Pourtant, pour le moment il serait contre-intuitif d’abandonner le secteur de la technologie ou même de parier sur une baisse puisque les bénéfices dans ce secteur sont encore élevés et réguliers, affirme Nate Thooft, directeur général et gestionnaire de portefeuille principal pour Gestion d’actifs Manuvie.

AUJOURD’HUI PAR RAPPORT À 2001

À l’époque, de nouvelles entreprises avaient levé beaucoup d’argent en Bourse sans avoir en arrière de vraie stratégie, ce qui n’est pas le cas aujourd’hui. Nombre de ces jeunes entreprises ne dégageaient alors aucun bénéfice et elles pariaient sur les perspectives d’internet avec trop d’empressement.

Depuis, les investisseurs ont appris de leurs erreurs. La valorisation sur le marché des grosses entreprises du secteur n’a plus rien à voir avec 2001. Celle-ci est mesurée par le rapport entre le prix de l’action d’une société et les bénéfices qu’elle dégage, selon Maris Ogg, gestionnaire de portefeuille pour Tower Bridge Advisors. Exception faite toutefois d’Amazon, dont le prix élevé de l’action inquiète quelque peu les experts.

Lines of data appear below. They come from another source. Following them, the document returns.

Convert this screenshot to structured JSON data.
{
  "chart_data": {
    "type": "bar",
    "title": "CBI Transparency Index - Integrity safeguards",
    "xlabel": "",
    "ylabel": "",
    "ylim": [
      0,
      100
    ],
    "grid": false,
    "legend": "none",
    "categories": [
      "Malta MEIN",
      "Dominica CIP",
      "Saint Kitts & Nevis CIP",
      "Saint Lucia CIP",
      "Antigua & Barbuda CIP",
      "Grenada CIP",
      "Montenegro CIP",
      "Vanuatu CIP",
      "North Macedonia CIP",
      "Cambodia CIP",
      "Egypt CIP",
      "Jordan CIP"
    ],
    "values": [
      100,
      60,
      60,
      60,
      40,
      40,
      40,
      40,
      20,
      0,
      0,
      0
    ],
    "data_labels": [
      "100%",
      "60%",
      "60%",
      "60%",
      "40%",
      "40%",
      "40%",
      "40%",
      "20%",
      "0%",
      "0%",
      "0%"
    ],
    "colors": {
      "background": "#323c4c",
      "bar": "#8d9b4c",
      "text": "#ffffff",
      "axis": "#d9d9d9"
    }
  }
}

Cependant, ce secteur n’est pas sans risque. Les entreprises comme Google approchent d’une situation de monopole sur le marché et sont, de ce fait, surveillées étroitement par les régulateurs. « Cela finira par ralentir leur croissance », estime Maris Ogg.

Selon elle, les investisseurs devraient donc rééquilibrer régulièrement leur portefeuille pour que les groupes du secteur technologique y conservent toujours à peu près la même proportion. Les investisseurs devraient aussi surveiller de près les entreprises concurrentes, car les entreprises de ce secteur ont toujours un risque d’être dépassées par une meilleure version du produit qu’elles vendent.